George Breen, Chair of the firm's National Health Care and Life Sciences Practice Steering Committee, in the Washington, DC, office, was quoted in an article titled "OIG Says Cincinnati System Owes $9.8M After ‘Extrapolation' Audit."
Following is an excerpt:
HHS' Office of Inspector General has told the University of Cincinnati Medical Center it must refund more than $9.8 million in Medicare payments stemming from a variety of alleged inpatient billing errors, a figure hospital officials said would have a "devastating effect" on operations.

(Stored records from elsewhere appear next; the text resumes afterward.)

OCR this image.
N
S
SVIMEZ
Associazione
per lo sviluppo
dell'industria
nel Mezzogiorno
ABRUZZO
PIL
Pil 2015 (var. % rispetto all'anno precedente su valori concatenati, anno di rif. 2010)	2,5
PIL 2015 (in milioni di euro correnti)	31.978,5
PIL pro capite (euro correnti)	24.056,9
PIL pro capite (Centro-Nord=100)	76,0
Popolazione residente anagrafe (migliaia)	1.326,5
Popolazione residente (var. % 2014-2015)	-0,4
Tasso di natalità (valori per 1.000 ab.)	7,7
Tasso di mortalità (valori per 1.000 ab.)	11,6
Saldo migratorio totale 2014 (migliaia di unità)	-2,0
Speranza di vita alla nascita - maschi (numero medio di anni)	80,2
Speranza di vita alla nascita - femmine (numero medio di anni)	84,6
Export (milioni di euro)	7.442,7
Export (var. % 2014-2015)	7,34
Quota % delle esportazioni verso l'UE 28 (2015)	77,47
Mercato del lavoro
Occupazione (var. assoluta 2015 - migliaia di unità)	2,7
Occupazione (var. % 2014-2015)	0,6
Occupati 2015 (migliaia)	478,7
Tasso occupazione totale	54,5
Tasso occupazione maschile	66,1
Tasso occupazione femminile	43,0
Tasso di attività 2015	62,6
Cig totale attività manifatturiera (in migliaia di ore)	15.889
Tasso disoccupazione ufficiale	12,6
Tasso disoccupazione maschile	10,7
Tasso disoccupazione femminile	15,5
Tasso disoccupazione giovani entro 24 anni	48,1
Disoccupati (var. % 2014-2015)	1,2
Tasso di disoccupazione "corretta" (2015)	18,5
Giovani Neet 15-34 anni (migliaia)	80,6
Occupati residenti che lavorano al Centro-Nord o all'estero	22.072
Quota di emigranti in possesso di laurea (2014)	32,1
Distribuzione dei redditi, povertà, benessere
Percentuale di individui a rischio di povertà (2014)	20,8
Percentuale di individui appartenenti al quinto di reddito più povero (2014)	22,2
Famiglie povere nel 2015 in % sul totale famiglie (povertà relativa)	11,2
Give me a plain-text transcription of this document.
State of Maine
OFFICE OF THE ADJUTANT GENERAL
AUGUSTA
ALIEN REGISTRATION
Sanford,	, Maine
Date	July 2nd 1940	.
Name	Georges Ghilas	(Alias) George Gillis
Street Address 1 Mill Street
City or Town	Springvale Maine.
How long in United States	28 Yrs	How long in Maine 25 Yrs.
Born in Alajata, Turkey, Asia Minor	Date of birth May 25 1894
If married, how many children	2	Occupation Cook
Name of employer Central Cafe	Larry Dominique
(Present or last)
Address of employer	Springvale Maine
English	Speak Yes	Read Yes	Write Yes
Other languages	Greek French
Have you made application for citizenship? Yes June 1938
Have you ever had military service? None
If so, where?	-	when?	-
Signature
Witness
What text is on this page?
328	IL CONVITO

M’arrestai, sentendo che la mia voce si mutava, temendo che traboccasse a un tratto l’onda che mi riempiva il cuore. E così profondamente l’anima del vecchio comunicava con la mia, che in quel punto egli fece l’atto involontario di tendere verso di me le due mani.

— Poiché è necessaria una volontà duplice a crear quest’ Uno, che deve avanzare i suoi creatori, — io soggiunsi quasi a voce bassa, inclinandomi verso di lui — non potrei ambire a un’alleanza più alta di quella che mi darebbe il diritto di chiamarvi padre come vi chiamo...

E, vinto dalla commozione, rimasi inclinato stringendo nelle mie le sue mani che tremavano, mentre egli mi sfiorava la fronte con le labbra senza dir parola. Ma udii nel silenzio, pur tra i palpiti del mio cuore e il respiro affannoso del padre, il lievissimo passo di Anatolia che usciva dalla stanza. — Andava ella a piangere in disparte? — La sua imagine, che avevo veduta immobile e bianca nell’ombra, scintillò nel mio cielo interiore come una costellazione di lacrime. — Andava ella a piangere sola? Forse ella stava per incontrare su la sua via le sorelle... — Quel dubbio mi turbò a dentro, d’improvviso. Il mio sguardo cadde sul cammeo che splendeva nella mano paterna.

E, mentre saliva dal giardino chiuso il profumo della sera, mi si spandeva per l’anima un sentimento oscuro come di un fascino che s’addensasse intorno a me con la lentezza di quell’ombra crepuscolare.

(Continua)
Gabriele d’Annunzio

The agency audited 228 sample claims (PDF) submitted to Medicare in 2010 and 2011 from the 695-bed teaching hospital, according to its June report. The claims mostly involved those labeled as high-risk for errors, such as medical necessity for short inpatient stays and high-severity diagnosis-related codes. OIG officials alleged 56% of the sampled claims had errors and then extrapolated from those findings to more than 2,700 claims the hospital billed during the same time period. That method of determining overall errors by taking a sample and then projecting it to an entire database is raising eyebrows.
"This is the next wave of (the OIG's) extrapolation experiment. I think it's the next example of the way in which the OIG is pursuing the audits and its intent to use extrapolation," said George Breen, an attorney within the healthcare practice of Epstein Becker Green.